Edwards v. Twenty-Four Twenty-Six Main Street Associates

601 N.Y.S.2d 11 | N.Y. App. Div. | 1993

In an action to recover damages for personal injuries, the plaintiff appeals from an order of the Supreme Court, Kings County (Shaw, J.), entered June 17, 1991, which granted the motion of the defendant Twenty-Four Twenty-Six Main Street Associates for summary judgment dismissing the complaint insofar as it is asserted against it and denied his cross motion for summary judgment.

Ordered that the order is affirmed, with one bill of costs.
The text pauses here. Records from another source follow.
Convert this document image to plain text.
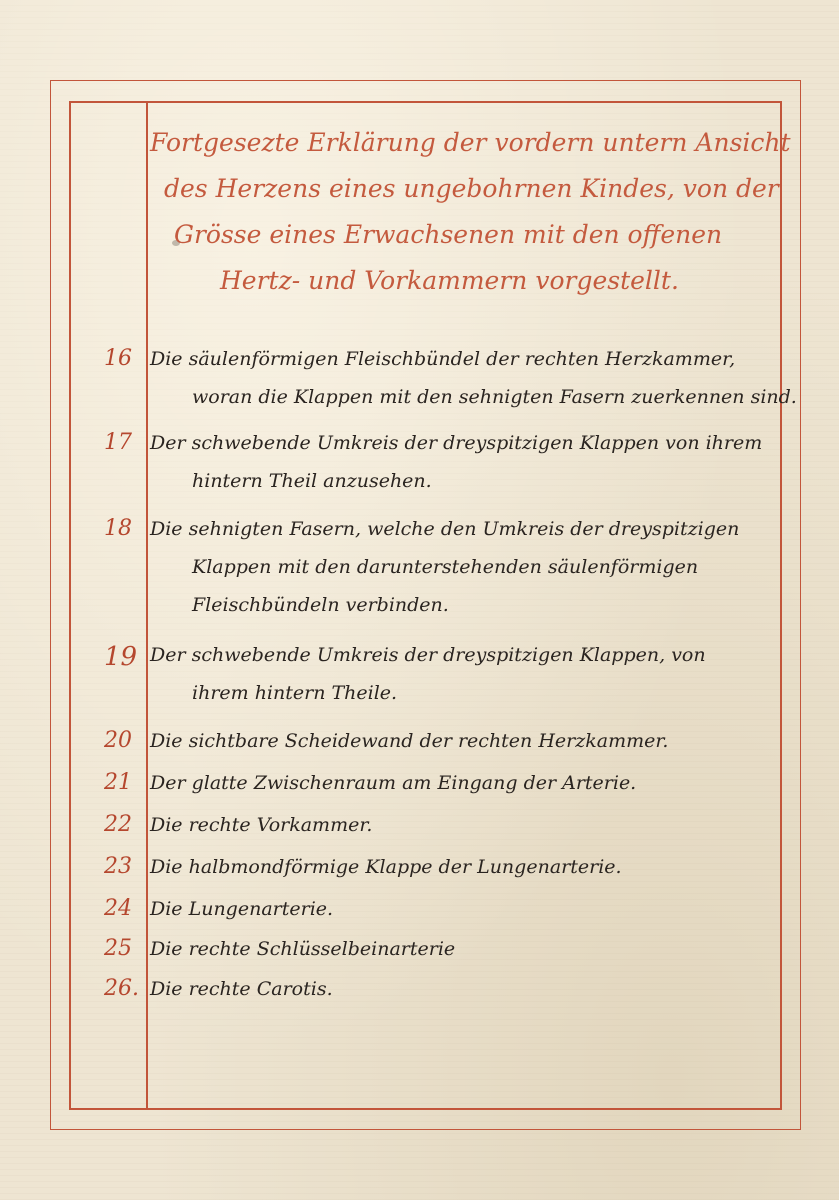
Fortgesezte Erklärung der vordern untern Ansicht
des Herzens eines ungebohrnen Kindes, von der
Grösse eines Erwachsenen mit den offenen
Hertz- und Vorkammern vorgestellt.
16 Die säulenförmigen Fleischbündel der rechten Herzkammer,
woran die Klappen mit den sehnigten Fasern zuerkennen sind.
17 Der schwebende Umkreis der dreyspitzigen Klappen von ihrem
hintern Theil anzusehen.
18 Die sehnigten Fasern, welche den Umkreis der dreyspitzigen
Klappen mit den darunterstehenden säulenförmigen
Fleischbündeln verbinden.
19 Der schwebende Umkreis der dreyspitzigen Klappen, von
ihrem hintern Theile.
20 Die sichtbare Scheidewand der rechten Herzkammer.
21 Der glatte Zwischenraum am Eingang der Arterie.
22 Die rechte Vorkammer.
23 Die halbmondförmige Klappe der Lungenarterie.
24 Die Lungenarterie.
25 Die rechte Schlüsselbeinarterie
26. Die rechte Carotis.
The plaintiff was an employee of the third-party defendant Hayim & Company (hereinafter Hayim), a carpet warehouse located on premises owned by the defendant Twenty-Four Twenty-Six Main Street Associates. Hayim stored the carpets on shelves comprised of metal frames with plywood shelves, which were between 10 to 12 feet high. It was the plaintiff’s duty to load and unload carpets from these shelves, and he was raised to the upper shelves by means of a "hi-lo” vehicle. The plaintiff also performed repair work on the plywood shelves, setting them back on the metal frames when they were askew, and he replaced the plywood shelves when they became dilapidated. On September 6, 1988, while searching for a carpet, the plaintiff noticed that the plywood shelves in a certain area of the structure needed to be replaced. As he was replacing a plywood shelf, he slipped and fell about six feet to the ground sustaining injuries.
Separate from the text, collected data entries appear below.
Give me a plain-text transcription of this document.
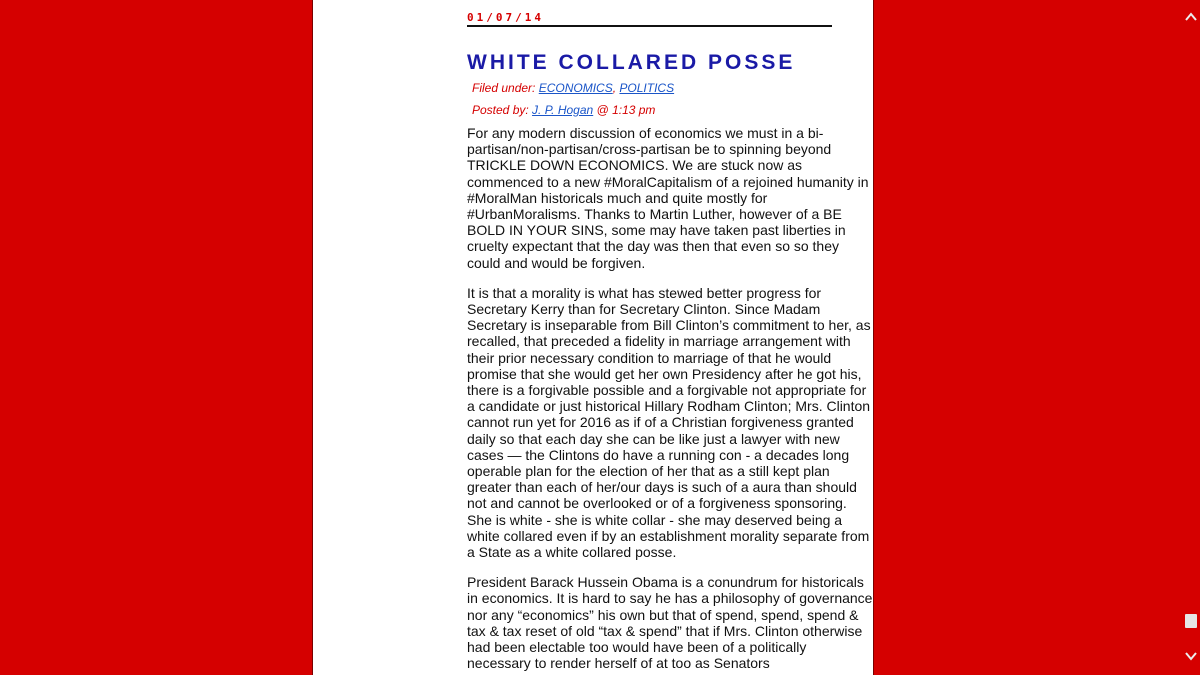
01/07/14
WHITE COLLARED POSSE
Filed under: ECONOMICS, POLITICS
Posted by: J. P. Hogan @ 1:13 pm

For any modern discussion of economics we must in a bi-partisan/non-partisan/cross-partisan be to spinning beyond TRICKLE DOWN ECONOMICS. We are stuck now as commenced to a new #MoralCapitalism of a rejoined humanity in #MoralMan historicals much and quite mostly for #UrbanMoralisms. Thanks to Martin Luther, however of a BE BOLD IN YOUR SINS, some may have taken past liberties in cruelty expectant that the day was then that even so so they could and would be forgiven.

It is that a morality is what has stewed better progress for Secretary Kerry than for Secretary Clinton. Since Madam Secretary is inseparable from Bill Clinton’s commitment to her, as recalled, that preceded a fidelity in marriage arrangement with their prior necessary condition to marriage of that he would promise that she would get her own Presidency after he got his, there is a forgivable possible and a forgivable not appropriate for a candidate or just historical Hillary Rodham Clinton; Mrs. Clinton cannot run yet for 2016 as if of a Christian forgiveness granted daily so that each day she can be like just a lawyer with new cases — the Clintons do have a running con - a decades long operable plan for the election of her that as a still kept plan greater than each of her/our days is such of a aura than should not and cannot be overlooked or of a forgiveness sponsoring. She is white - she is white collar - she may deserved being a white collared even if by an establishment morality separate from a State as a white collared posse.

President Barack Hussein Obama is a conundrum for historicals in economics. It is hard to say he has a philosophy of governance nor any “economics” his own but that of spend, spend, spend & tax & tax reset of old “tax & spend” that if Mrs. Clinton otherwise had been electable too would have been of a politically necessary to render herself of at too as Senators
The plaintiff received Workers’ Compensation benefits as a *593result of his injuries, and then commenced this action against the defendant owner of the premises, based upon its failure to provide a safe workplace as required by the Labor Law. The Supreme Court subsequently granted the defendant owner’s motion for summary judgment dismissing the complaint insofar as asserted against it. We affirm.
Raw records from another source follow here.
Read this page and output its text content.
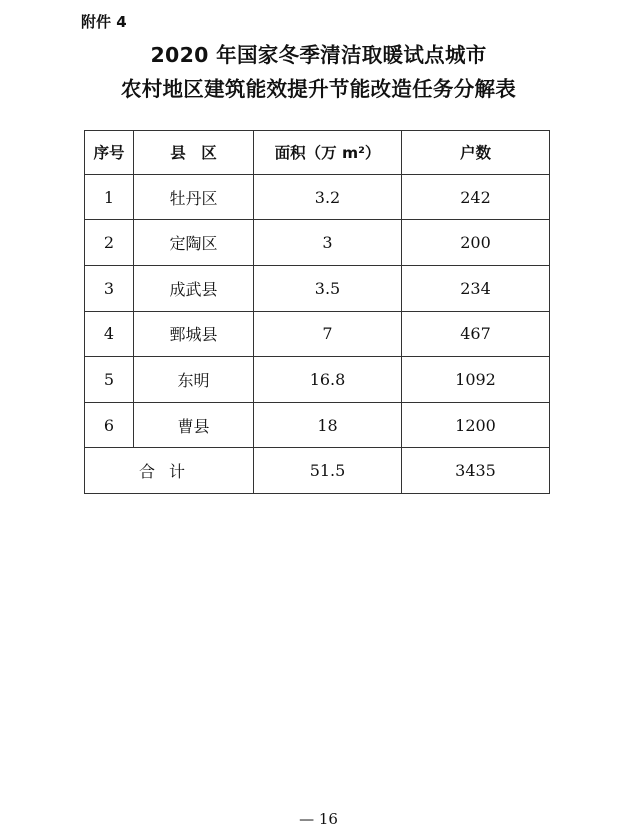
附件 4
2020 年国家冬季清洁取暖试点城市
农村地区建筑能效提升节能改造任务分解表
序号	县　区	面积（万 m²）	户数
1	牡丹区	3.2	242
2	定陶区	3	200
3	成武县	3.5	234
4	鄄城县	7	467
5	东明	16.8	1092
6	曹县	18	1200
合计		51.5	3435
— 16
It is clear that liability under Labor Law § 240 (1) was not meant to apply to routine maintenance in a non-construction, non-renovation context (see, Manente v Ropost, Inc., 136 AD2d 681). Moreover, liability cannot attach under Labor Law § 200, as the plaintiff has not shown sufficiently that any facts exist which would show that the defendant owner maintained any direction or control over the manner in which the plaintiff performed his duties (see, Whitaker v Norman, 75 NY2d 779; Karaktin v Gordon Hillside Corp., 143 AD2d 637).

In view of the foregoing, we need not reach the plaintiff’s remaining contention. Bracken, J. P., Balletta, Lawrence and Copertino, JJ., concur.